Kya Story Hai!! 
By Subhash K. Jha, April 21, 2007 - 05:01 IST
Two of the hero Tusshar Kapoor's sidekicks (nationality, identity and motivation unknown) look at each other and say, "Nowadays only Yash Uncle (Chopra) has successes."
In fact this failed film pays Mr Chopra homage when the bubbly heroine runs towards her rich lover-boy and moves ahead into the arms of the hero waiting behind the rich lover in Lamhe.
No truer words are spoken in this bogus love try-angle that goes from corn to corniest with no break to feel the ache caused by every tepid take.
Director Lovely Singh has made a film that's as lovely as watching a mad man make the sprint from India Gate to Parliament House with nothing on except the back ground music.
There's something immensely graceless in a film about a loser who befriends and courts the spunky girl next-doll with pursed lips and tight jaws signifying that strange and outdated concept known as silent love.
In comparison, the other man (played by a not-unlikable newcomer Karan Hukku) comes across smelling like roses.

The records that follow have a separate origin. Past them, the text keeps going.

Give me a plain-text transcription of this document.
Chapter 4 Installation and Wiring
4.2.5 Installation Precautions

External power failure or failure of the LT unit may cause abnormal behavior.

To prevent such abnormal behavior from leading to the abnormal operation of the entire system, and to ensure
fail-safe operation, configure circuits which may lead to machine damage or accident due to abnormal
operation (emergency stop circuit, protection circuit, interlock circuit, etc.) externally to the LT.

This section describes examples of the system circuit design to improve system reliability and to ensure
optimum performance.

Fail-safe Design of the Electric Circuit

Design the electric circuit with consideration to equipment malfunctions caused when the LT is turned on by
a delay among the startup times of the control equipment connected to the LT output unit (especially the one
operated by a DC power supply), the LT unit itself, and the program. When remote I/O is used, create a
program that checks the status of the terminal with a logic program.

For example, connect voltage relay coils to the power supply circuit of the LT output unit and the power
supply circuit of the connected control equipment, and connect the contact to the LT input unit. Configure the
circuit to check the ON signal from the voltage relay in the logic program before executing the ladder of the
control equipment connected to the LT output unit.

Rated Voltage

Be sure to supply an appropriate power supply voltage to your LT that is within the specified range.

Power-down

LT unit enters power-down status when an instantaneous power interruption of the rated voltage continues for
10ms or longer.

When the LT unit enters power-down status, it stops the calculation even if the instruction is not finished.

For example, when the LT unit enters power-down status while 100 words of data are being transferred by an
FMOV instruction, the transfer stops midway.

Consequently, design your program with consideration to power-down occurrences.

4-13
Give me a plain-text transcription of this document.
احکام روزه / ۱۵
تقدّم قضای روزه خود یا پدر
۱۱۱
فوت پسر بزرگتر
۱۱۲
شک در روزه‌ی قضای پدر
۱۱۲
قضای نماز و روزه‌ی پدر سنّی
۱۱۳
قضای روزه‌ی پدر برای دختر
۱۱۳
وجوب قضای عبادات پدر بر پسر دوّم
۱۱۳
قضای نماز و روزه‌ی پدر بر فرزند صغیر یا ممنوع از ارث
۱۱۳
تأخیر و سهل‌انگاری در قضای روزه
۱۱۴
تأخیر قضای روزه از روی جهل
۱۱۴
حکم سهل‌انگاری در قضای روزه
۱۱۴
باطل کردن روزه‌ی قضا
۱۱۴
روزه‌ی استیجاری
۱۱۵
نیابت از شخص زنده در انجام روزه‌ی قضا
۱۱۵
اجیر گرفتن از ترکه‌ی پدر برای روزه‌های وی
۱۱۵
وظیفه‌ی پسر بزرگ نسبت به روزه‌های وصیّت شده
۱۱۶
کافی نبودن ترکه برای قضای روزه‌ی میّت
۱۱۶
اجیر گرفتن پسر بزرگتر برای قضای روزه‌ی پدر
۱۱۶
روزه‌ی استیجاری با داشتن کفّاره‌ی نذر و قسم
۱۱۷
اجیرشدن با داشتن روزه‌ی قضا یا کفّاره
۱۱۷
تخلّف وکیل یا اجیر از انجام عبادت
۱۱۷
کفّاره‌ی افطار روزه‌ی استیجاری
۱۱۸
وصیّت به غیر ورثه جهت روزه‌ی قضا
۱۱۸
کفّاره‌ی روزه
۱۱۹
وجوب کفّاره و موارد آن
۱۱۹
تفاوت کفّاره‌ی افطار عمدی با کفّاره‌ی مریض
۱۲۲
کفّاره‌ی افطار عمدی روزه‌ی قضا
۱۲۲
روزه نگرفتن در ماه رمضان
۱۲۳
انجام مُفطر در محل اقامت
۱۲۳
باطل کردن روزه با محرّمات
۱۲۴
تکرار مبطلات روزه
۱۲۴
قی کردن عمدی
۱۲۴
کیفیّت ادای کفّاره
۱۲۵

He reminds you of all those lonely eligible bachelor-tycoon types from Vinod Khanna in Chandni to Himanshu Malik in Tum Bin…The spunky lass Kajal (played by the spunky Takia) loves the loser with a permanent hangdog expression, as though he has just come out of a terrible illness and was in desperate need of sympathy.
Sympathy is what the makers of this anemic love story need for attempting a tale that's as stale pale and frail as a yatch with no sail.
Material for a tele-film is turned into a baggy feature bogged down by cardboard characters and sidekicks who chase everything in skirts and bikinis.
The South African beaches offer the 'Lovely' director a chance to focus his creaky vision on butts and bosoms.
The script (by Rahul Singh) is what a love-stuck adolescent would write for a school competition. It portrays the characters as a bunch of nerds best left in the pages of a pavement pulp novel for girls between the ages of 9 and 12.
The editing (by Steven Bernard) alternates courtship scenes between Kapoor and Takia with comic relief. But what relief do we obtain from the tedium of watching a feature film that mistakes cinema for the home medium?
The performances leave you cold and shivery waiting for one moment to connect with the characters. That moment never comes.
A word of advice. Watch Kareena Kapoor's sizzling item song at home and stay away from this dead-at-the-centre love triangle about a boy who deserves no love, a girl who deserves more love, her suitor who deserves no-more love and an audience that deserves the cinema that it gets.